On Wed, Oct 05, 2005 at 04:37:38PM +0200, L van der Walt wrote:
> Then, I might as well just leave the whole PostgreSQL DB and write my
> own mini DB with encrypted XML files. I am sure someone must have an
> answer for me.
I think you are missing the point. Root is all powerful, end of story.
They could copy the datafiles to another machine and read them there.
If you can access the Postgres user you can copy the files also. Root
can open the debugger on the PostgreSQL backend and read data that way.
Root can use the debugger to bypass access protection in PostgreSQL,
and the backend would have no way to knowing it even happened. Root can
sniff the packets going over the network. Root can read the password
and ident files. Root can access kernel memory and adjust his own
permissions. Root can create a jail and make processes think they're
on the same machine when they're actual somewhere else.

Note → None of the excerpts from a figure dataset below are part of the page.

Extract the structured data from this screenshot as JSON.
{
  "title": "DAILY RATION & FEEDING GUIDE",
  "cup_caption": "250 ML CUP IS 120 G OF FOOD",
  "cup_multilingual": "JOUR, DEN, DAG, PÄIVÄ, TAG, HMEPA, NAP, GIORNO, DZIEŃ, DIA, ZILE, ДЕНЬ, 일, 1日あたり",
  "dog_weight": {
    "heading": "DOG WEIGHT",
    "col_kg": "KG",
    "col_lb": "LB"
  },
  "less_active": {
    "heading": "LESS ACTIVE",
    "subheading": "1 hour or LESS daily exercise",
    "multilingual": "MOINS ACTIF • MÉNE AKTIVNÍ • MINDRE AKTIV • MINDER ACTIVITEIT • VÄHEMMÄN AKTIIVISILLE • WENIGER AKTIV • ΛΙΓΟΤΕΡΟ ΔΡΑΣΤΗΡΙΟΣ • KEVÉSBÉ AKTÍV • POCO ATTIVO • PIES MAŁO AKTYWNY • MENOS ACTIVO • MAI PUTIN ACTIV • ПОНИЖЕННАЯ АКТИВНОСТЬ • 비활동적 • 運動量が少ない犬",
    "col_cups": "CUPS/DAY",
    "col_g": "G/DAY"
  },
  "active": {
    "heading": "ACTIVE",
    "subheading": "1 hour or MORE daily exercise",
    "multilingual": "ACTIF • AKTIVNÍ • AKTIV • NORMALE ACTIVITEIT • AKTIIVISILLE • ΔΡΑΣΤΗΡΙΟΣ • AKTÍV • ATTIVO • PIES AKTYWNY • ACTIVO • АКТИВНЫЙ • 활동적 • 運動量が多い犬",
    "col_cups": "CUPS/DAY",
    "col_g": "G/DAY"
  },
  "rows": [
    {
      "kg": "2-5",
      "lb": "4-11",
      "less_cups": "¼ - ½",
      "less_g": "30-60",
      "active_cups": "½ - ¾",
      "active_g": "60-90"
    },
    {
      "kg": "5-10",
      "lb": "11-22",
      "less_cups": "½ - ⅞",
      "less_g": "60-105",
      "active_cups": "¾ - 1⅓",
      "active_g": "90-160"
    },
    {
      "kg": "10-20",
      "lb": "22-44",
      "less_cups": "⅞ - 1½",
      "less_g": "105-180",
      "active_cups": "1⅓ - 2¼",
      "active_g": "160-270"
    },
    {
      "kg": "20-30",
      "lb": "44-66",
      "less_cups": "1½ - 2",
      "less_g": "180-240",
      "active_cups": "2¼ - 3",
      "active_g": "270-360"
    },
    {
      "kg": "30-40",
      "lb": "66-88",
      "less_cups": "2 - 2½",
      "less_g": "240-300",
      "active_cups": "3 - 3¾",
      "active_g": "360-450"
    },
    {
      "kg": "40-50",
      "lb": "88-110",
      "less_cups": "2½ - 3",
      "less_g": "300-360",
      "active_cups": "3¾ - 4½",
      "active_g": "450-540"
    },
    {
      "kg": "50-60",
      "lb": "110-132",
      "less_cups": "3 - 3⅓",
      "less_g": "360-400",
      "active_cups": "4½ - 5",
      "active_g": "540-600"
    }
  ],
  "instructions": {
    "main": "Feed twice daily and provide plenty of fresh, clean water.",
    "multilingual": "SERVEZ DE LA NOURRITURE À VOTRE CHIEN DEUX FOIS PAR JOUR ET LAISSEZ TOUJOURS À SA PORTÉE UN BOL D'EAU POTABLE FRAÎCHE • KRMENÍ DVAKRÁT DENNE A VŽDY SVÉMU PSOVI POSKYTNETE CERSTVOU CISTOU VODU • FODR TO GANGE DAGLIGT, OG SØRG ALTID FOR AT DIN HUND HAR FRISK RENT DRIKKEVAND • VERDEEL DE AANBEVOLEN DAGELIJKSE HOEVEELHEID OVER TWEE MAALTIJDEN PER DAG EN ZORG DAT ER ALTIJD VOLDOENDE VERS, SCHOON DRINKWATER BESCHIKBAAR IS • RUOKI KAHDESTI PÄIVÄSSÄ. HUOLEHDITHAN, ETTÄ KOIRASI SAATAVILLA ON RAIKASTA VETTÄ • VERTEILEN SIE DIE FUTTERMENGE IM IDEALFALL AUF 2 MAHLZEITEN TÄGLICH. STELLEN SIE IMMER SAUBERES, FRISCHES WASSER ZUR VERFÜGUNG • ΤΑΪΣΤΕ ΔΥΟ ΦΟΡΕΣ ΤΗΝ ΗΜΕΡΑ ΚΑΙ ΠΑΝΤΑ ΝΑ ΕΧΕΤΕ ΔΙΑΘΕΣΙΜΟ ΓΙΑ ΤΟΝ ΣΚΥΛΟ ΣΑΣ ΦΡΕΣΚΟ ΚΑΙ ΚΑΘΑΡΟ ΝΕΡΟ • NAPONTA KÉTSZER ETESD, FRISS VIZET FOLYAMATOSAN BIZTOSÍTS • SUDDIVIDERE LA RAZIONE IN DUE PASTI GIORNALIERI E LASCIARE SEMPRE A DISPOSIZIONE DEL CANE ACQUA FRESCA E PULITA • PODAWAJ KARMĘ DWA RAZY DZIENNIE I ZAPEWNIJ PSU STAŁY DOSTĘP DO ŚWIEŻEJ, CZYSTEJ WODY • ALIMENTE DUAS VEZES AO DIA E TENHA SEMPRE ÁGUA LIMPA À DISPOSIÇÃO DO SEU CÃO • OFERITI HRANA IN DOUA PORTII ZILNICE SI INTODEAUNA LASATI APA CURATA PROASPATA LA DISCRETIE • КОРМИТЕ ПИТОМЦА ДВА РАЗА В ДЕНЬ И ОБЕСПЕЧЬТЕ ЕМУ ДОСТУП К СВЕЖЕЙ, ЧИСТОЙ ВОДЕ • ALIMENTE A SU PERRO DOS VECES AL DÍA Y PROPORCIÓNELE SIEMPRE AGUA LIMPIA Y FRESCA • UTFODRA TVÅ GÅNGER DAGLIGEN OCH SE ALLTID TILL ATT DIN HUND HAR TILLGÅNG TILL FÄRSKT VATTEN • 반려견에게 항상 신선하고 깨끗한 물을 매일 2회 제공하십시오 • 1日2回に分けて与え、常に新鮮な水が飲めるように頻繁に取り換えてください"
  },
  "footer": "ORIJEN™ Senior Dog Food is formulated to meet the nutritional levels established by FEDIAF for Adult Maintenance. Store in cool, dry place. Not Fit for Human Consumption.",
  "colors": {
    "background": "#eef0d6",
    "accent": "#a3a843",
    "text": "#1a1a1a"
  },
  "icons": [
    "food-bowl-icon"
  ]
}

In your example, they could simply extract your encyption key from the
memory of your program and decrypt the database files themselves. There
is no defense.
Root *is* god. If you don't trust the users, don't give them root. Why
should you? Perhaps you need explain what you want more carefully.
Maybe SELinux has a start for you, but you should probably just not let
people have root, seriously.
--
Martijn van Oosterhout <kleptog@svana.org> http://svana.org/kleptog/
> Patent. n. Genius is 5% inspiration and 95% perspiration. A patent is a
> tool for doing 5% of the work and then sitting around waiting for someone
> else to do the other 95% so you can sue them.